Center for Research on Biotoxin Associated Illnesses, Maryland, USA
Talk: Correlation of volumetric brain imaging with Western blot testing for Lyme Disease


Ravilya Yegemberdiyeva, Ph.D

Kazakh National Medical University, Almaty, Kazakhstan
Talk: Spectrum Of Tick-Borne Disease Pathogens In Kazakhstan


Peter Andras Csango, MD

CMO at Aerte International/Consultant at Lab1
Talk: Molecular detection of tick-borne bacteria in ticks in southern Norway


Randi Eikeland, Ph.D, MD

Randi Eikeland
The Norwegian National Advisory Unit on Tick-borne Diseases, Kristiansand, Norway
Talk: The Norwegian National Advisory Unit on Tick-borne Diseases (NKFS)


Carl Morten Motzfeldt Laane, Ph.D

University of Oslo, Norway
Talk: Silent Babesia Infections in Norway

Hostess Lise Askvik

Lise Askvik
Lise Askvik (45) is a journalist, cand. mag, author, radio host and experienced patient of the Norwegian health care system.
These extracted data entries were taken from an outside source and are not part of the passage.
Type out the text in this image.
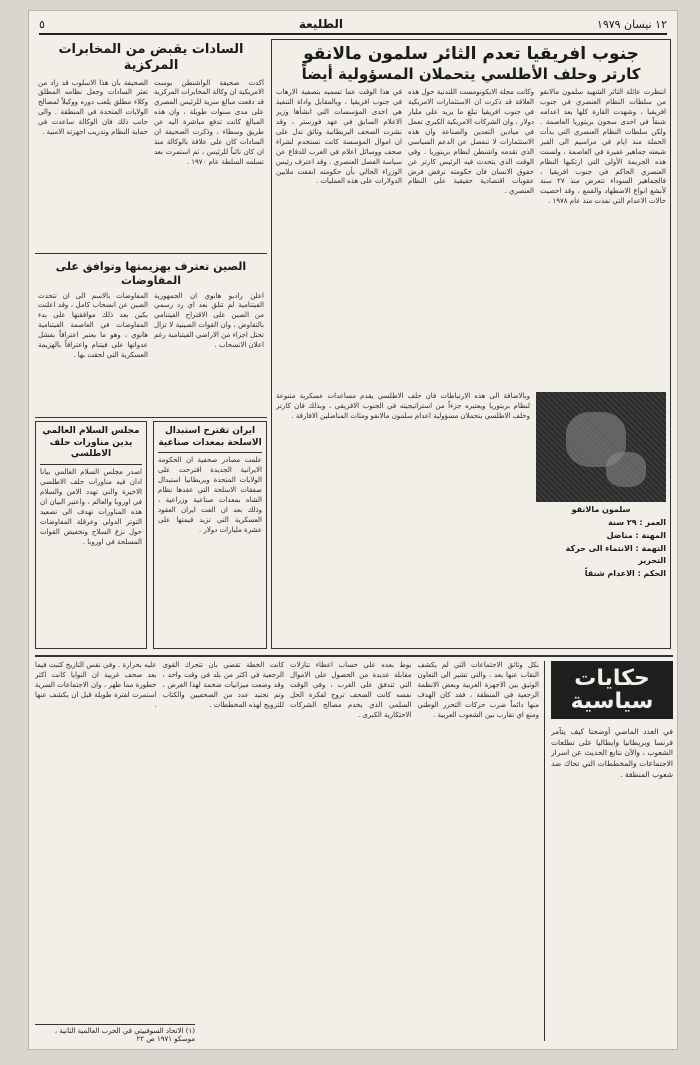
١٢ نيسان ١٩٧٩
الطليعة
٥
جنوب افريقيا تعدم الثائر سلمون مالانقو
كارتر وحلف الأطلسي يتحملان المسؤولية أيضاً
انتظرت عائلة الثائر الشهيد سلمون مالانقو من سلطات النظام العنصري في جنوب افريقيا ، وشهدت القارة كلها بعد اعدامه شنقاً في احدى سجون بريتوريا العاصمة . ولكن سلطات النظام العنصري التي بدأت الحملة منذ ايام في مراسيم الى القبر شيعته جماهير غفيرة في العاصمة ، ولسنت هذه الجريمة الأولى التي ارتكبها النظام العنصري الحاكم في جنوب افريقيا ، فالجماهير السوداء تتعرض منذ ٢٧ سنة لأبشع انواع الاضطهاد والقمع ، وقد احصيت حالات الاعدام التي نفذت منذ عام ١٩٧٨ .
وكانت مجلة الايكونومست اللندنية حول هذه العلاقة قد ذكرت ان الاستثمارات الامريكية في جنوب افريقيا تبلغ ما يزيد على مليار دولار ، وان الشركات الامريكية الكبرى تعمل في ميادين التعدين والصناعة وان هذه الاستثمارات لا تنفصل عن الدعم السياسي الذي تقدمه واشنطن لنظام بريتوريا . وفي الوقت الذي يتحدث فيه الرئيس كارتر عن حقوق الانسان فان حكومته ترفض فرض عقوبات اقتصادية حقيقية على النظام العنصري .
في هذا الوقت عما تسميه بتصفية الارهاب في جنوب افريقيا ، وبالمقابل واداة التنفيذ هي احدى المؤسسات التي انشأها وزير الاعلام السابق في عهد فورستر ، وقد نشرت الصحف البريطانية وثائق تدل على ان اموال المؤسسة كانت تستخدم لشراء صحف ووسائل اعلام في الغرب للدفاع عن سياسة الفصل العنصري . وقد اعترف رئيس الوزراء الحالي بأن حكومته انفقت ملايين الدولارات على هذه العمليات .
سلمون مالانقو
العمر : ٢٩ سنة
المهنة : مناضل
التهمة : الانتماء الى حركة التحرير
الحكم : الاعدام شنقاً
وبالاضافة الى هذه الارتباطات فان حلف الاطلسي يقدم مساعدات عسكرية متنوعة لنظام بريتوريا ويعتبره جزءاً من استراتيجيته في الجنوب الافريقي ، وبذلك فان كارتر وحلف الاطلسي يتحملان مسؤولية اعدام سلمون مالانقو ومئات المناضلين الافارقة .
السادات يقبض من المخابرات المركزية
أكدت صحيفة الواشنطن بوست الامريكية ان وكالة المخابرات المركزية قد دفعت مبالغ سرية للرئيس المصري على مدى سنوات طويلة ، وان هذه المبالغ كانت تدفع مباشرة اليه عن طريق وسطاء ، وذكرت الصحيفة ان السادات كان على علاقة بالوكالة منذ ان كان نائباً للرئيس ، ثم استمرت بعد تسلمه السلطة عام ١٩٧٠ .
الصحيفة بأن هذا الاسلوب قد زاد من تعثر السادات وجعل نظامه المطلق وكلاء مطلق يلعب دوره ووكيلاً لمصالح الولايات المتحدة في المنطقة . والى جانب ذلك فان الوكالة ساعدت في حماية النظام وتدريب اجهزته الامنية .
الصين تعترف بهزيمتها وتوافق على المفاوضات
اعلن راديو هانوي ان الجمهورية الفيتنامية لم تتلق بعد اي رد رسمي من الصين على الاقتراح الفيتنامي بالتفاوض ، وان القوات الصينية لا تزال تحتل اجزاء من الاراضي الفيتنامية رغم اعلان الانسحاب .
المفاوضات بالاسم الى ان تتحدث الصين عن انسحاب كامل ، وقد اعلنت بكين بعد ذلك موافقتها على بدء المفاوضات في العاصمة الفيتنامية هانوي ، وهو ما يعتبر اعترافاً بفشل عدوانها على فيتنام واعترافاً بالهزيمة العسكرية التي لحقت بها .
مجلس السلام العالمي يدين مناورات حلف الاطلسي
اصدر مجلس السلام العالمي بياناً ادان فيه مناورات حلف الاطلسي الاخيرة والتي تهدد الامن والسلام في اوروبا والعالم ، واعتبر البيان ان هذه المناورات تهدف الى تصعيد التوتر الدولي وعرقلة المفاوضات حول نزع السلاح وتخفيض القوات المسلحة في اوروبا .
ايران تقترح استبدال الاسلحة بمعدات صناعية
علمت مصادر صحفية ان الحكومة الايرانية الجديدة اقترحت على الولايات المتحدة وبريطانيا استبدال صفقات الاسلحة التي عقدها نظام الشاه بمعدات صناعية وزراعية ، وذلك بعد ان الغت ايران العقود العسكرية التي تزيد قيمتها على عشرة مليارات دولار .
حكايات
سياسية
في العدد الماضي أوضحنا كيف يتآمر فرنسا وبريطانيا وايطاليا على تطلعات الشعوب ، والآن نتابع الحديث عن اسرار الاجتماعات والمخططات التي تحاك ضد شعوب المنطقة .
بكل وثائق الاجتماعات التي لم يكشف النقاب عنها بعد ، والتي تشير الى التعاون الوثيق بين الاجهزة الغربية وبعض الانظمة الرجعية في المنطقة ، فقد كان الهدف منها دائماً ضرب حركات التحرر الوطني ومنع اي تقارب بين الشعوب العربية .
بوط بعده على حساب اعطاء تنازلات مقابلة عديدة من الحصول على الاموال التي تتدفق على الغرب ، وفي الوقت نفسه كانت الصحف تروج لفكرة الحل السلمي الذي يخدم مصالح الشركات الاحتكارية الكبرى .
كانت الخطة تقضي بأن تتحرك القوى الرجعية في اكثر من بلد في وقت واحد ، وقد وضعت ميزانيات ضخمة لهذا الغرض ، وتم تجنيد عدد من الصحفيين والكتاب للترويج لهذه المخططات .
عليه بحرارة . وفي نفس التاريخ كتبت فيما بعد صحف غربية ان النوايا كانت اكثر خطورة مما ظهر ، وان الاجتماعات السرية استمرت لفترة طويلة قبل ان يكشف عنها .
(١) الاتحاد السوفييتي في الحرب العالمية الثانية ، موسكو ١٩٧١ ص ٢٢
Married, mother of Leo (9).
She is the host of an every-day evening show, and of a media-critical weekend broadcast – both on Radio P4, the largest commercial radio station in Norway.

When Lise had to remove one breast due to cancer in 2011, she was shocked to find that the waiting list for the breast reconstruction surgery was up to ten years, with a minimum period of four to five years. Together with the Norwegian Breast Cancer Organization she initiated a number of debates in media, which included politicians, doctors and patients. After half a year, the Norwegian Parliament decided to fund NOK 150 Million extra to operate a few thousand women already on waiting lists. They also increased the number of plastic surgeons from 9 to 18, which ultimately helped all kinds of patients in need. The guidelines for breast cancer were changed, making primary breast reconstruction the standard also in Norway. Lise waited patiently in line and had her last reconstruction in April 2015. She has written six books since 2005, two of these on the subject of political challenges in the Norwegian health care system.

Lise has showed great dedication towards patients with different diagnoses. Patients’ rights seem under pressure as Norway currently has one the lowest numbers of hospital beds in the OECD (2,9 per 1000) and an occupancy of 94 percent. Her focus is on the rights of all patients. Many of these patient groups are severely challenged, which seems unexplainable in one of the richest countries in the world. Amongst others, she is particularly passionate about improving Lyme patients’ rights.